Lorong wall garden tanaman hias di Kampung Berkebun Kelurahan PajajaranLorong wall garden tanaman hias di Kampung Berkebun Kelurahan Pajajaran Foto: Yudha Maulana/detikJabar

Ketiga model urban farming tersebut dapat menjadi wadah untuk tanaman-tanaman holtikultura yang bernilai ekonomi seperti sayur-sayuran, buah-buahan, bunga serta tanaman obat keluarga.

Wakil Direktur Utama BRI Catur Budi Harto mengungkapkan bahwa nantinya, urban farming ini akan dikelola oleh kelompok wanita maupun masyarakat umum yang berada di wilayah tersebut. "Ini merupakan bentuk kepedulian dan tanggung jawab BRI dalam mendukung kelestarian lingkungan, khususnya lingkungan yang padat penduduk" ujar Catur seperti dikutip dari bri.co.id.

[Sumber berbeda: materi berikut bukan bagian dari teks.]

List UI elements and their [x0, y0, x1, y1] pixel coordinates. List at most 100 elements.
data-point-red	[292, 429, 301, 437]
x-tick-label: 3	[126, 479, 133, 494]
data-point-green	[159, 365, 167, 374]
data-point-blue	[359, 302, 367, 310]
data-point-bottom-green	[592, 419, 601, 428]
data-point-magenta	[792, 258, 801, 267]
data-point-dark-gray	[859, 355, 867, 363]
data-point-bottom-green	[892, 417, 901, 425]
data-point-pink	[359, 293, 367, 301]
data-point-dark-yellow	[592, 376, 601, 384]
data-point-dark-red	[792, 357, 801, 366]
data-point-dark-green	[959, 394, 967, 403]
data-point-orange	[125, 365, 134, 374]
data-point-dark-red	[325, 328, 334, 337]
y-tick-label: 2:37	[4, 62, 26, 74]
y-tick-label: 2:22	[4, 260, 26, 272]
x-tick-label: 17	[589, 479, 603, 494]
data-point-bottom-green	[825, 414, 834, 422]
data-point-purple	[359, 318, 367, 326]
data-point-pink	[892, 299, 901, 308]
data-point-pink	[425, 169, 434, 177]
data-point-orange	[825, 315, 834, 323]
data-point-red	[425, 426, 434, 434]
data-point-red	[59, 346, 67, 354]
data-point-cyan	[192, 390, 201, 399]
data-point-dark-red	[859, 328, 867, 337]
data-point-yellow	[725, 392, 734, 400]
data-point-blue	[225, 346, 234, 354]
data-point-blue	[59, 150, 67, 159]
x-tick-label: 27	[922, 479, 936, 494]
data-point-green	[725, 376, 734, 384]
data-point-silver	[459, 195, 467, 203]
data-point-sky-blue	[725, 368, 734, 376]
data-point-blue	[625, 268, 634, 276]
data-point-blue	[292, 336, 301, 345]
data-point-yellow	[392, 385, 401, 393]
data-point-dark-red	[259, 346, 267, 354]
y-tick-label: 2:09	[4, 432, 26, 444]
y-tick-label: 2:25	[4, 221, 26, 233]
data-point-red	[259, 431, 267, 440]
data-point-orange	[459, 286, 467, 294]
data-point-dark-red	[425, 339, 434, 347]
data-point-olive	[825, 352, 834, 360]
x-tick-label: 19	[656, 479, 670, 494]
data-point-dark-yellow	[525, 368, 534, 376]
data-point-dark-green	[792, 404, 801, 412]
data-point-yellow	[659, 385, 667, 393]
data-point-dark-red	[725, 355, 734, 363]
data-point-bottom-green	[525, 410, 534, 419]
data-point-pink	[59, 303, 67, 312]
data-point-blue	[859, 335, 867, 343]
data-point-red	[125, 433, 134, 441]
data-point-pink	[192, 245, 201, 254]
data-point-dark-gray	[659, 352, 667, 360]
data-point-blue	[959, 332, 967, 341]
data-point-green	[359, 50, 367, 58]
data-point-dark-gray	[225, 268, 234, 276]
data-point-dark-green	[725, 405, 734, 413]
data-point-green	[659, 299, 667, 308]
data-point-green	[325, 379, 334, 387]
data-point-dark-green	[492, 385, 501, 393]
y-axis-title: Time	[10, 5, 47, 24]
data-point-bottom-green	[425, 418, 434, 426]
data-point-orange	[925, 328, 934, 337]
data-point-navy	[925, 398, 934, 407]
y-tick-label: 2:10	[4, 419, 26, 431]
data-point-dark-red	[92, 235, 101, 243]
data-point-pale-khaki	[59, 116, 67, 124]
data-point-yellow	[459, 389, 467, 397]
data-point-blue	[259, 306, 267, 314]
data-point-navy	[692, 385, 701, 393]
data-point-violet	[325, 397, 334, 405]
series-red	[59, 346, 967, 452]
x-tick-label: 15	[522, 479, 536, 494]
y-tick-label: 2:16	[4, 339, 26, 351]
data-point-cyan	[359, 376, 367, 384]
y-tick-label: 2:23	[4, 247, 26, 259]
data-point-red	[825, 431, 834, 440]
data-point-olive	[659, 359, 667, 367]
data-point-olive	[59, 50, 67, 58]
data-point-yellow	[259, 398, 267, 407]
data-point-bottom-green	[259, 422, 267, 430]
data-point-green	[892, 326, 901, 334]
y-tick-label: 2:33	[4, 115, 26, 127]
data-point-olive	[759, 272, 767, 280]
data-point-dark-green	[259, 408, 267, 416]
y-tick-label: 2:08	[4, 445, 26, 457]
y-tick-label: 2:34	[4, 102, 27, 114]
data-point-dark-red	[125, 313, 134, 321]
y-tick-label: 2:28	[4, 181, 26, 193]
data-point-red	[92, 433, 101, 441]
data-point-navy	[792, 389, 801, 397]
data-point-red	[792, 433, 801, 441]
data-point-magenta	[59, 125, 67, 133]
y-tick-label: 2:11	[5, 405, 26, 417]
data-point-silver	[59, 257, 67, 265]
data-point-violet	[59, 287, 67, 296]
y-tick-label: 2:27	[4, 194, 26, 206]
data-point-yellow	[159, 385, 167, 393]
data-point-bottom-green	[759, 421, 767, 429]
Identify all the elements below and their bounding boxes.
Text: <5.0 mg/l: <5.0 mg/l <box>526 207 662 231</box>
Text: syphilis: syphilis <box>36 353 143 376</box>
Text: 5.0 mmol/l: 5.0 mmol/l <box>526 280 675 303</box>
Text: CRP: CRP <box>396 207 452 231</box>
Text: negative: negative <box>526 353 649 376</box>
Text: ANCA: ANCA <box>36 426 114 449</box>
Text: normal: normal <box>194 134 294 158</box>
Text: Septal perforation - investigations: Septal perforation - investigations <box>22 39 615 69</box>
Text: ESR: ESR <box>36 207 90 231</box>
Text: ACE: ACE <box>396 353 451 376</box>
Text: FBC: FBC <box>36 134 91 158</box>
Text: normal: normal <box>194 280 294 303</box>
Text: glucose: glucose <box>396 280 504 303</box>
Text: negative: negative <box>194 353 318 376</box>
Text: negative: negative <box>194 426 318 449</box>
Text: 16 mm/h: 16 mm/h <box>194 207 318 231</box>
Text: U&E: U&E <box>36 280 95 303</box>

Potret Agrowisata Urban Farming Kelurahan PajajaranPotret Agrowisata Urban Farming Kelurahan Pajajaran Foto: Yudha Maulana/detikJabar

Dalam pelaksanaannya, Program BRInita dilaksanakan di berbagai wilayah Indonesia dengan melibatkan Ikatan Wanita BRI (IWABRI) sebagai pembina dan secara bertahap diimplementasikan di 18 Regional Office (RO) BRI di Indonesia. Termasuk di Kota Bandung.

Tidak hanya bantuan infrastruktur, BRI juga melalukan pembinaan bagi penerima manfaat berupa pelatihan pengelolaan urban farming dengan menggandeng tenaga ahli/instansi terkait serta melakukan pembinaan berkala. Hal ini diharapkan mampu menambah nilai ekonomis seperti penjualan, pengelolaan, packaging dan pemasaran.

Catur menambahkan, program BRInita diharapkan dapat memberikan nilai ekonomis bagi rumah tangga, menambah keasrian lingkungan, serta memberikan aktivitas tambahan yang bermanfaat bagi para ibu dan masyarakat yang tinggal di kawasan padat pemukiman.